Slice the mushrooms into 1/4 inch thick slices. Remove the spongy area underneath the more solid cap of the mushroom. In a bowl, beat the egg and milk. Dip the slices of mushrooom into the egg mixture, dust with bread crumbs. In a large skillet, heat a couple tablespoons of olive oil to medium high. Fry the porcini on both sides, adding more oil as needed, until golden brown. In a 2-quart baking dish, layer sauce, mushrooms, mozzarella, topping layers off with Parmesan cheese. Bake at 350° F for 1 hour.

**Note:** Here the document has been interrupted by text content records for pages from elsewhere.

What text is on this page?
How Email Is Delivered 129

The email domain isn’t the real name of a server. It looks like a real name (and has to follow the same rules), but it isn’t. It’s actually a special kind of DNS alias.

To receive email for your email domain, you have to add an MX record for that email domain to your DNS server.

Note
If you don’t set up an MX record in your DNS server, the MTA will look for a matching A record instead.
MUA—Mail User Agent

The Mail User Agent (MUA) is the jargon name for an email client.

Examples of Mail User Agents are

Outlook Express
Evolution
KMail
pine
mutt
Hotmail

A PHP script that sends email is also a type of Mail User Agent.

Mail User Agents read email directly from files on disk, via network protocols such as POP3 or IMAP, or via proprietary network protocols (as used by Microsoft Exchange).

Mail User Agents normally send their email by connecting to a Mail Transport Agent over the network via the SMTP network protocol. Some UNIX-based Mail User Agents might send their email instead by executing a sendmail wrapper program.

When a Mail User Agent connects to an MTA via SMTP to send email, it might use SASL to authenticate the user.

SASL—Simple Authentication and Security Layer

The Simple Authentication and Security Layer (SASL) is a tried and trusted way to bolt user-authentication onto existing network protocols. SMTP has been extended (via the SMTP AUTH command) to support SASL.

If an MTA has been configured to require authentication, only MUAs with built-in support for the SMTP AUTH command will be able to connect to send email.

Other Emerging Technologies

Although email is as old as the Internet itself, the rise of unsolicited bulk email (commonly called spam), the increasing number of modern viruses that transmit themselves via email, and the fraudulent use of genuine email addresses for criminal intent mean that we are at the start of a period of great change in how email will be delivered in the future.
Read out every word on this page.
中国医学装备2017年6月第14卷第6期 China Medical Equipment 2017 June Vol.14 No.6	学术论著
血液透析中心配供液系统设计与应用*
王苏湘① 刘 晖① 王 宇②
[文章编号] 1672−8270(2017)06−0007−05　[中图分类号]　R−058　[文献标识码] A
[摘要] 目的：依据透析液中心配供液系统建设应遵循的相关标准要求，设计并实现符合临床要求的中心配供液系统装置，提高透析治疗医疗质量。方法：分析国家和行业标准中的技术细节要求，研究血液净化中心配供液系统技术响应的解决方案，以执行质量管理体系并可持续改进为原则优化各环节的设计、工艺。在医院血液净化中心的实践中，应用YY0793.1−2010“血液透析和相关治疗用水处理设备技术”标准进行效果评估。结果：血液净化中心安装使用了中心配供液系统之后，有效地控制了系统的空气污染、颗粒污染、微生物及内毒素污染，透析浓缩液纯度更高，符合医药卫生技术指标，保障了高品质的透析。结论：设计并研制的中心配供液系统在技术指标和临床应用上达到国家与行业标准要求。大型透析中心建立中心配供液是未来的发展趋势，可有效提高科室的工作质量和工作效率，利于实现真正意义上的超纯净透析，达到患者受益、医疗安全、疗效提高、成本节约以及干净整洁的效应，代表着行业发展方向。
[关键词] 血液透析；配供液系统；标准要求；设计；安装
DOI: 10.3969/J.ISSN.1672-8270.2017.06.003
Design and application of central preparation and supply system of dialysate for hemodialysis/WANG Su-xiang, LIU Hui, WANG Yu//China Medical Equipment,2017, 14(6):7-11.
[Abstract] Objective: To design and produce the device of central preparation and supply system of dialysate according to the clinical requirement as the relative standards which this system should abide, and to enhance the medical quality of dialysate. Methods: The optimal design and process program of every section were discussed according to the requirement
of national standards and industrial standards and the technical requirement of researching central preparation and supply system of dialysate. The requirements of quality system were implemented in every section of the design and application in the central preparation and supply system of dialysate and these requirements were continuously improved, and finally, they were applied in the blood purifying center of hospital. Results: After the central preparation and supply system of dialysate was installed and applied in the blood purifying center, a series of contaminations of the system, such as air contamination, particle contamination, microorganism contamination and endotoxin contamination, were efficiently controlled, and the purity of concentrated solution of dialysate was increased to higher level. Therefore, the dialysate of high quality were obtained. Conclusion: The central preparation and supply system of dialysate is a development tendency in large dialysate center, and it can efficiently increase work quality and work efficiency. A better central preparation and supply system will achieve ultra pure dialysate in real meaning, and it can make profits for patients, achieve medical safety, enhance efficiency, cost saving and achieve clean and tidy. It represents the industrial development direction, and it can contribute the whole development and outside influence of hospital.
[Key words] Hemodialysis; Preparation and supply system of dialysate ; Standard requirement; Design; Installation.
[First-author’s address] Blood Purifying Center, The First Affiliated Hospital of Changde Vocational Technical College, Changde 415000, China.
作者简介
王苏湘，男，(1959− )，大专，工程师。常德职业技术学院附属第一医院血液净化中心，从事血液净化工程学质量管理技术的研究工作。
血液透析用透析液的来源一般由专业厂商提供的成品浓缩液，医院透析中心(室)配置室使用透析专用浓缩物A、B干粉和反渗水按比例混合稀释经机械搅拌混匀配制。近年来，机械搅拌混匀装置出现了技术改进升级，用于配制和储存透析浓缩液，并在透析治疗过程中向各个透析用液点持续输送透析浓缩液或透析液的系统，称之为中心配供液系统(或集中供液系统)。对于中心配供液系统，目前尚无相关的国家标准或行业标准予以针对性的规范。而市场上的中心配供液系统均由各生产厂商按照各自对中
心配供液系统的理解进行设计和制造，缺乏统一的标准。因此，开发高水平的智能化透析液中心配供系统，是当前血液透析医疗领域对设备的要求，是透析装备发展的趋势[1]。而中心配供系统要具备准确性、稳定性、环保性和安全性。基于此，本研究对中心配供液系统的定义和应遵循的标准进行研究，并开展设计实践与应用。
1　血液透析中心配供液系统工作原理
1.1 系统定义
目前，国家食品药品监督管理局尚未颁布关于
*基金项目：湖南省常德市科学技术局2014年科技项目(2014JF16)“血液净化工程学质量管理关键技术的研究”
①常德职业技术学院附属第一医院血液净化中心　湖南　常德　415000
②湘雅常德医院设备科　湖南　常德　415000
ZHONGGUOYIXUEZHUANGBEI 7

Like many stews and casseroles, this dish is even better the following day, after the flavors are allowed to seep into the mushrooms. You may want to make it ahead of time and reheat it when you want to eat it.
Serves 4-6.
porcini mushroom and barley soup with pancetta
Ingredients
4 ounces pancetta or thick bacon slices, cut into 1/2-inch-wide strips
1/2 cup chopped shallots
1/2 cup finely chopped carrots
1/2 cup finely chopped celery
2 garlic cloves, minced
2 cups water
2 cups beef stock or canned beef broth
1 1/2 cups chicken stock or canned
low-salt chicken broth
1/2 cup pearl barley
1/2 ounce dried porcini mushrooms,* brushed clean of grit
2 large Swiss chard leaves, thinly sliced crosswise (about 2 cups packed)
Extra-virgin olive oil
Shaved Romano cheese
Method
Cook pancetta in heavy large pot over medium-high heat until crisp, about 6 minutes (if using bacon, drain off excess drippings). Add shallots, carrots, celery and garlic to pancetta in pot; cook until soft, about 5 minutes. Add 2 cups water, both stocks, barley and porcini and bring to boil. Reduce heat; simmer until barley is tender, stirring occasionally, about 40 minutes. (Can be made 1 day ahead. Cool slightly. Refrigerate uncovered until cold, then cover and refrigerate. Bring to simmer before continuing.)
Add chard to soup; cook until wilted, about 1 minute. Ladle soup into bowls. Drizzle with oil. Top with cheese.